Wednesday 23 November 2011

REVIEW:- Helen DUNMORE - “The Siege“

Year Published: - 2001
Where the book was from:- My cope- ex-library
ISBN: - 9780670897186
Pages: - 291pp
Genre: - Historical novel
Location:- Leningrad, 1941
How I came across it: - Serendipity
Rating: - ***** ***** (I originally graded this as nine stars but later decided it merited ten)

One sentence summary:- The residents of Leningrad are under siege from the Germans who have surrounded the city resulting in a struggle not only to avoid the shells but to fight starvation and, in the process, hope for love.
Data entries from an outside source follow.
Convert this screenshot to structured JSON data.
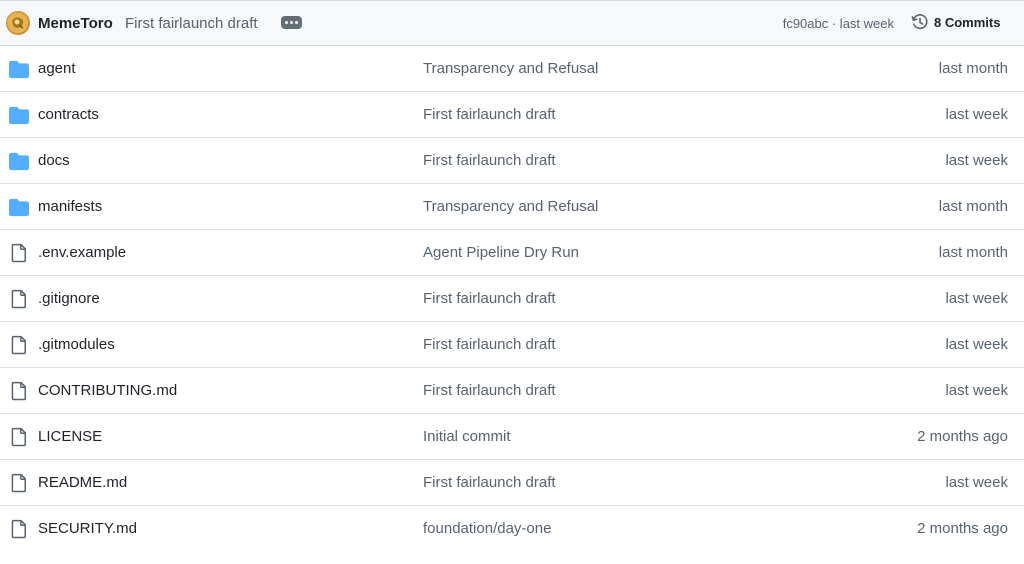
{
  "header": {
    "author": "MemeToro",
    "commit_message": "First fairlaunch draft",
    "commit_meta": "fc90abc · last week",
    "commits_label": "8 Commits"
  },
  "files": [
    {
      "name": "agent",
      "type": "folder",
      "commit": "Transparency and Refusal",
      "date": "last month"
    },
    {
      "name": "contracts",
      "type": "folder",
      "commit": "First fairlaunch draft",
      "date": "last week"
    },
    {
      "name": "docs",
      "type": "folder",
      "commit": "First fairlaunch draft",
      "date": "last week"
    },
    {
      "name": "manifests",
      "type": "folder",
      "commit": "Transparency and Refusal",
      "date": "last month"
    },
    {
      "name": ".env.example",
      "type": "file",
      "commit": "Agent Pipeline Dry Run",
      "date": "last month"
    },
    {
      "name": ".gitignore",
      "type": "file",
      "commit": "First fairlaunch draft",
      "date": "last week"
    },
    {
      "name": ".gitmodules",
      "type": "file",
      "commit": "First fairlaunch draft",
      "date": "last week"
    },
    {
      "name": "CONTRIBUTING.md",
      "type": "file",
      "commit": "First fairlaunch draft",
      "date": "last week"
    },
    {
      "name": "LICENSE",
      "type": "file",
      "commit": "Initial commit",
      "date": "2 months ago"
    },
    {
      "name": "README.md",
      "type": "file",
      "commit": "First fairlaunch draft",
      "date": "last week"
    },
    {
      "name": "SECURITY.md",
      "type": "file",
      "commit": "foundation/day-one",
      "date": "2 months ago"
    }
  ],
  "colors": {
    "folder": "#54aeff",
    "file_icon": "#59636e",
    "muted_text": "#59636e",
    "header_bg": "#f6f8fa",
    "border": "#d0d7de"
  },
  "icons": {
    "folder": "folder-icon",
    "file": "file-icon",
    "history": "history-icon",
    "ellipsis": "kebab-horizontal-icon"
  }
}
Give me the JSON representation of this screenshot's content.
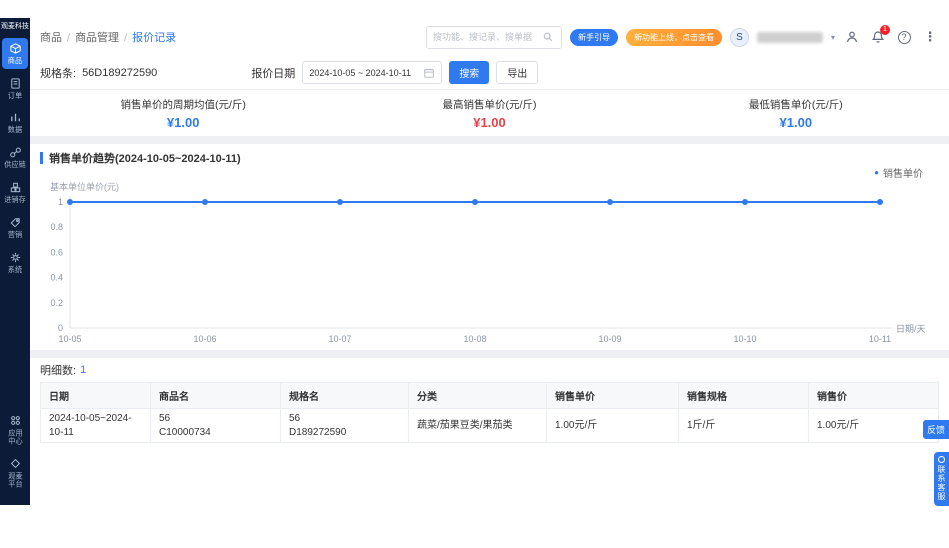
{
  "colors": {
    "accent": "#2f7af0",
    "danger": "#e8414b",
    "sidebar_bg": "#0c1c38",
    "promo": "#ff8d2e"
  },
  "icons": {
    "help": "?",
    "more": "⋮",
    "chevron": "▾",
    "legend_dot": "●"
  },
  "sidebar": {
    "logo": "观麦科技",
    "items": [
      {
        "label": "商品",
        "active": true
      },
      {
        "label": "订单"
      },
      {
        "label": "数据"
      },
      {
        "label": "供应链"
      },
      {
        "label": "进销存"
      },
      {
        "label": "营销"
      },
      {
        "label": "系统"
      }
    ],
    "bottom_items": [
      {
        "label": "应用中心"
      },
      {
        "label": "观麦平台"
      }
    ]
  },
  "header": {
    "breadcrumb": [
      {
        "label": "商品"
      },
      {
        "label": "商品管理"
      },
      {
        "label": "报价记录",
        "current": true
      }
    ],
    "search_placeholder": "搜功能、搜记录、搜单据",
    "guide_pill": "新手引导",
    "promo_pill": "新功能上线，点击查看",
    "avatar_letter": "S",
    "notification_count": "1"
  },
  "filters": {
    "spec_label": "规格条:",
    "spec_value": "56D189272590",
    "date_label": "报价日期",
    "date_value": "2024-10-05 ~ 2024-10-11",
    "search_button": "搜索",
    "export_button": "导出"
  },
  "stats": [
    {
      "label": "销售单价的周期均值(元/斤)",
      "value": "¥1.00",
      "tone": "blue"
    },
    {
      "label": "最高销售单价(元/斤)",
      "value": "¥1.00",
      "tone": "red"
    },
    {
      "label": "最低销售单价(元/斤)",
      "value": "¥1.00",
      "tone": "blue"
    }
  ],
  "chart_data": {
    "type": "line",
    "title": "销售单价趋势(2024-10-05~2024-10-11)",
    "x": [
      "10-05",
      "10-06",
      "10-07",
      "10-08",
      "10-09",
      "10-10",
      "10-11"
    ],
    "series": [
      {
        "name": "销售单价",
        "values": [
          1,
          1,
          1,
          1,
          1,
          1,
          1
        ],
        "color": "#2f7af0"
      }
    ],
    "ylabel": "基本单位单价(元)",
    "xlabel": "日期/天",
    "ylim": [
      0,
      1
    ],
    "yticks": [
      1,
      0.8,
      0.6,
      0.4,
      0.2,
      0
    ],
    "legend_position": "top-right",
    "grid": false,
    "markers": true
  },
  "detail": {
    "label": "明细数:",
    "count": "1"
  },
  "table": {
    "headers": [
      "日期",
      "商品名",
      "规格名",
      "分类",
      "销售单价",
      "销售规格",
      "销售价"
    ],
    "rows": [
      {
        "cells": [
          "2024-10-05~2024-10-11",
          "56\nC10000734",
          "56\nD189272590",
          "蔬菜/茄果豆类/果茄类",
          "1.00元/斤",
          "1斤/斤",
          "1.00元/斤"
        ]
      }
    ]
  },
  "floating": {
    "feedback": "反馈",
    "service": "联系客服"
  }
}
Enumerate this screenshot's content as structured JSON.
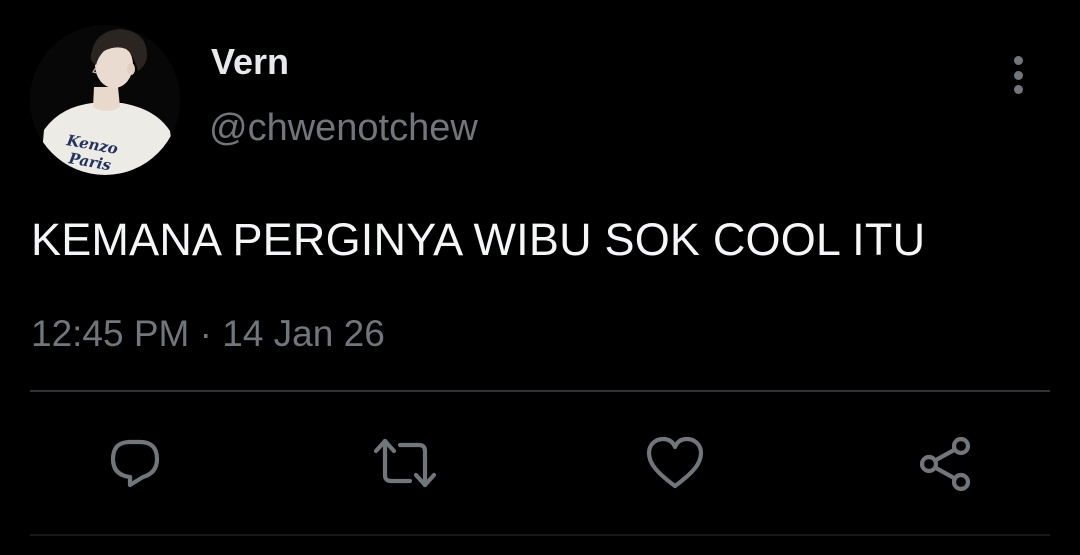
{
  "author": {
    "display_name": "Vern",
    "handle": "@chwenotchew",
    "avatar": {
      "icon": "profile-photo",
      "shirt_print": "Kenzo Paris"
    }
  },
  "tweet": {
    "text": "KEMANA PERGINYA WIBU SOK COOL ITU",
    "timestamp": "12:45 PM · 14 Jan 26"
  },
  "actions": [
    {
      "name": "reply",
      "icon": "reply-icon"
    },
    {
      "name": "retweet",
      "icon": "retweet-icon"
    },
    {
      "name": "like",
      "icon": "heart-icon"
    },
    {
      "name": "share",
      "icon": "share-icon"
    }
  ],
  "menu": {
    "icon": "more-vertical-icon"
  },
  "colors": {
    "background": "#000000",
    "primary_text": "#e7e9ea",
    "secondary_text": "#71767b",
    "divider": "#2f3336"
  }
}
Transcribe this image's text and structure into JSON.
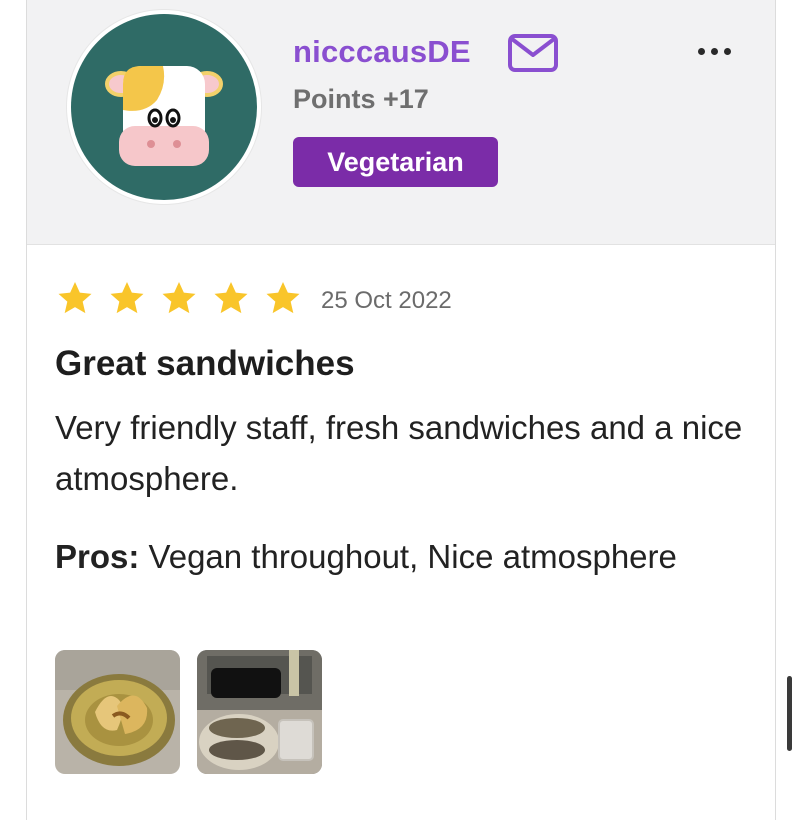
{
  "review": {
    "user": {
      "username": "nicccausDE",
      "points": "Points +17",
      "badge": "Vegetarian",
      "avatar_icon": "cow-avatar-icon",
      "badge_color": "#7b2ca8",
      "username_color": "#8a4fd0"
    },
    "rating": 5,
    "rating_max": 5,
    "star_color": "#f9c52a",
    "date": "25 Oct 2022",
    "title": "Great sandwiches",
    "body": "Very friendly staff, fresh sandwiches and a nice atmosphere.",
    "pros_label": "Pros:",
    "pros_text": " Vegan throughout, Nice atmosphere",
    "photos": [
      "photo-food-plate",
      "photo-sandwich-table"
    ]
  }
}
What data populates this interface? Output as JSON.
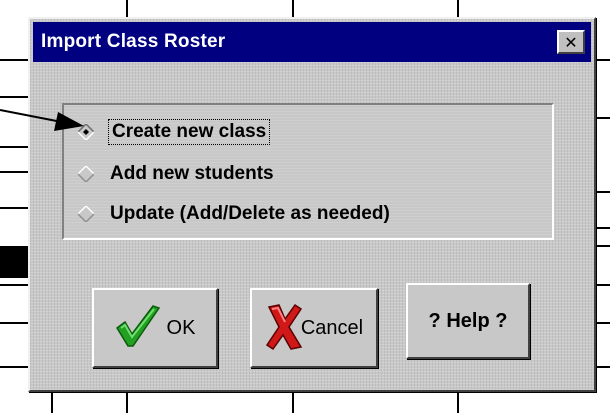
{
  "dialog": {
    "title": "Import Class Roster",
    "close_glyph": "✕"
  },
  "options": [
    {
      "label": "Create new class",
      "selected": true
    },
    {
      "label": "Add new students",
      "selected": false
    },
    {
      "label": "Update (Add/Delete as needed)",
      "selected": false
    }
  ],
  "buttons": {
    "ok_label": "OK",
    "cancel_label": "Cancel",
    "help_label": "? Help ?"
  },
  "icons": {
    "ok": "checkmark-icon",
    "cancel": "x-mark-icon",
    "close": "close-icon",
    "annotation": "arrow-icon"
  },
  "colors": {
    "titlebar": "#000080",
    "checkmark": "#22a022",
    "x_mark": "#d01818"
  }
}
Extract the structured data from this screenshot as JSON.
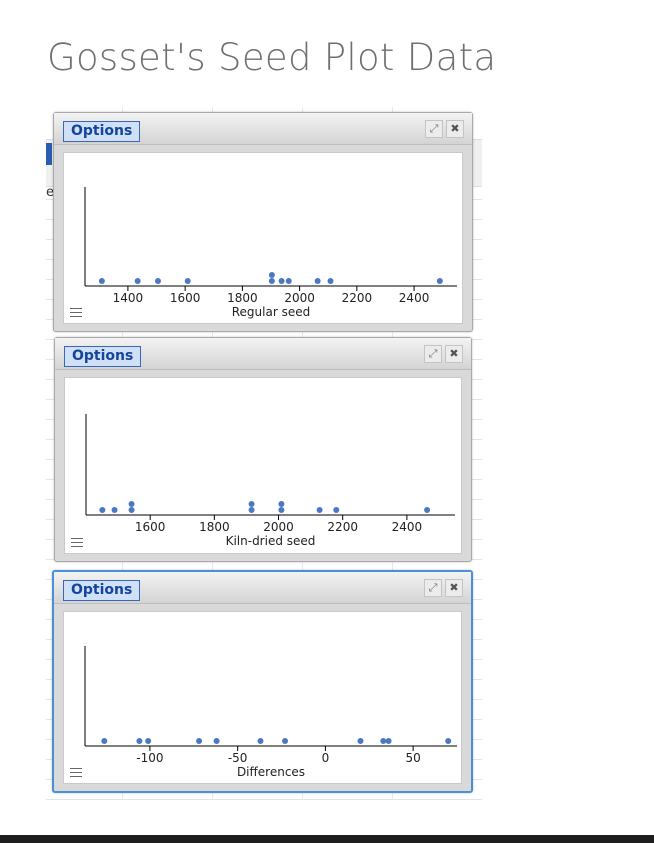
{
  "page": {
    "title": "Gosset's Seed Plot Data"
  },
  "background": {
    "edge_text": "e"
  },
  "panels": [
    {
      "options_label": "Options",
      "expand_icon": "expand-icon",
      "close_icon": "close-icon",
      "menu_icon": "menu-icon",
      "chart_data": {
        "type": "scatter",
        "xlabel": "Regular seed",
        "xlim": [
          1250,
          2550
        ],
        "ticks": [
          1400,
          1600,
          1800,
          2000,
          2200,
          2400
        ],
        "points": [
          1309,
          1434,
          1505,
          1609,
          1903,
          1903,
          1937,
          1962,
          2063,
          2108,
          2490
        ],
        "color": "#4a78c2"
      }
    },
    {
      "options_label": "Options",
      "expand_icon": "expand-icon",
      "close_icon": "close-icon",
      "menu_icon": "menu-icon",
      "chart_data": {
        "type": "scatter",
        "xlabel": "Kiln-dried seed",
        "xlim": [
          1400,
          2550
        ],
        "ticks": [
          1600,
          1800,
          2000,
          2200,
          2400
        ],
        "points": [
          1451,
          1489,
          1542,
          1542,
          1916,
          1916,
          2009,
          2009,
          2128,
          2180,
          2463
        ],
        "color": "#4a78c2"
      }
    },
    {
      "options_label": "Options",
      "expand_icon": "expand-icon",
      "close_icon": "close-icon",
      "menu_icon": "menu-icon",
      "chart_data": {
        "type": "scatter",
        "xlabel": "Differences",
        "xlim": [
          -137,
          75
        ],
        "ticks": [
          -100,
          -50,
          0,
          50
        ],
        "ticklabels": [
          "-100",
          "-50",
          "0",
          "50"
        ],
        "points": [
          -126,
          -106,
          -101,
          -72,
          -62,
          -37,
          -23,
          20,
          33,
          36,
          70
        ],
        "color": "#4a78c2"
      }
    }
  ]
}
Describe the plot without giving anything away:-
The besieged people of Leningrad face not only shells and starvation but also the biting Russian winter. This tale interweaves the love affairs of two generations. The Levin family struggle to stay alive during this terrible winter and the realistic plot is a genuinely moving account of the horrors that war can inflict on people's lives.
The Beige was nominated for the Whitbread Prize and the Orange Prize for Fiction.

General comments:-
I've only just discovered that Helen Dunmore wrote a sequel in 2010 – The Betrayal. I promptly ordered it from Amazon!

Quotations:-

I stood for a long time, looking at Kutuzov's statue... There were just the two of usd, Kutuzov and me. It's all very well for you, I thought. I may even have said something aloud. You are stone. You are safe inside history. But we are still flesh, trapped in a [present we don't understand, and being shoved towards a future we can't predict. The times are scared, and so are we. If only I could forget what human blood smells like.

“We could die out here!” Katya cried ghe first time the planes came over. She stated in horror, as if it had never occurred to her. Someone is trying to kill me, me, Katink, with my top grades in physics and chemistry, me, with my ambition to be a doctor, me, with my new summer dance-dress waiting at Gostiny Dvor.

Even if the high-up ones went completely crazy, they couldn’t stop apples growing on apple trees.



AUTHOR Notes:- Helen Dunmore was born in the UK in 1952. She has published six novels with Viking and Penguin, including A SPELL OF WINTER, winner of the Orange Prize. She is also a poet and a children's novelist. She lives with her family in Bristol.